Cairney, meantime, had joined with New Zealand actress, Alannah O'Sullivan, at the Edinburgh Festival of 1978 and for their lecture tour of the United States in 1979, he prepared a second version of his solo Stevenson under the title 'Mr and Mrs R.L.S' for their own company, Shanter Productions, with which they followed in the footsteps of Stevenson himself from Edinburgh to St. Andrews (at the famous Byre Theatre) then, in 1980, to New York, San Francisco, Houston and Hawaii under the auspices of the Keedick Lecture Bureau. Excerpts from this script featured in their Theatre Miscellany programme, 'Two For A Theatre', in tours for the British Council and cruises for P&O until 1985 when they returned to live and work in Glasgow.

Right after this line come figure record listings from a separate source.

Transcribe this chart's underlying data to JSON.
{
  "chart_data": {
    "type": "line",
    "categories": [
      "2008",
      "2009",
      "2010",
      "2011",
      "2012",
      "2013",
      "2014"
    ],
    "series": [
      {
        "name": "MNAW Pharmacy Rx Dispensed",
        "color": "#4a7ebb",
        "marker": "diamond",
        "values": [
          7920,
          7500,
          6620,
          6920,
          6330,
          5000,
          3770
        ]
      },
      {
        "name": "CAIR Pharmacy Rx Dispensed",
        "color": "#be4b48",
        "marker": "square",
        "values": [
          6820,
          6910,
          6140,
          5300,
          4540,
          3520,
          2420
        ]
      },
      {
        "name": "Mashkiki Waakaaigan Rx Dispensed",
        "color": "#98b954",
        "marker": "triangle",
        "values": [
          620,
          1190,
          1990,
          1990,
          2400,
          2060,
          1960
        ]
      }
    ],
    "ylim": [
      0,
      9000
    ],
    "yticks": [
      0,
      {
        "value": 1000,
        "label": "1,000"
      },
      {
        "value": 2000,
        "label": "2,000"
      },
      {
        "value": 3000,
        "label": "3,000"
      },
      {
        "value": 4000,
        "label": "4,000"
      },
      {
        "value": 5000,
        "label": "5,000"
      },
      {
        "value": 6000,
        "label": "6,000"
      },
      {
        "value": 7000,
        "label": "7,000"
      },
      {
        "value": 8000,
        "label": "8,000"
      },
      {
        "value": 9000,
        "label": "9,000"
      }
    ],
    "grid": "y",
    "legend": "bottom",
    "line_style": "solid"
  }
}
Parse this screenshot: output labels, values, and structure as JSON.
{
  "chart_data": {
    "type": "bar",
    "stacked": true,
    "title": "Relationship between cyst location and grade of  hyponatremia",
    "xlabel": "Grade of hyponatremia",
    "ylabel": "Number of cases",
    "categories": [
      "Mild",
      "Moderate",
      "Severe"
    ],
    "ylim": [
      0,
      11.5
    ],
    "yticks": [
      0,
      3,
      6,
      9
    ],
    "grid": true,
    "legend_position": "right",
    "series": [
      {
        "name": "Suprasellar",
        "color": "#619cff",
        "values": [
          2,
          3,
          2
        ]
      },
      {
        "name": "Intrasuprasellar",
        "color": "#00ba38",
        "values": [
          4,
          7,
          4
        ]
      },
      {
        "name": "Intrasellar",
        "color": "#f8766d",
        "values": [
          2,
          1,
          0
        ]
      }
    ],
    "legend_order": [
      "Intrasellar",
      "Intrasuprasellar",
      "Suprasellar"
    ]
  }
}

An upshot of this Stevenson repertoire was the recording both artists made of 'A Child's Garden of Verses' for REL Records in Edinburgh in 1986 with original music by Geoff Davidson. This cassette stills sells today and remains a tangible tribute by working actors to the continuing fascination of a Victorian writer's way with words and how very modern he remains.
In 1988, Cairney took his M.Litt degree at Glasgow University on 'The History of Solo Theatre' and in doing so utilised his R.L.S. solo script as a working specimen of the genre. This academic development was further pursued when Cairney began on a doctoral thesis for Victoria University at Wellington in 1991 on the relationship between Stevenson and the Performing Arts. This work resulted in Cairney's being duly awarded his PhD for 'The Theatrical R.L.S.' in July 1994. Cairney also won a gold medal for his radio play, 'A Scotch Tusitala' in the Radio New Zealand Mobil awards.
The first Scottish Festival in Wellington in that same year and featured Dr Cairney's return to the solo Stevenson as an actor in 'Mr RLS' at the New Zealand National Library's lecture theatre - and he was back where he started in 1973. John Cairney has come a long way with Stevenson since then, but he has not finished with his subject yet. ‘There is a great film to be made of Stevenson's life, especially in the Pacific years,’ he says. ‘That should be the next step.’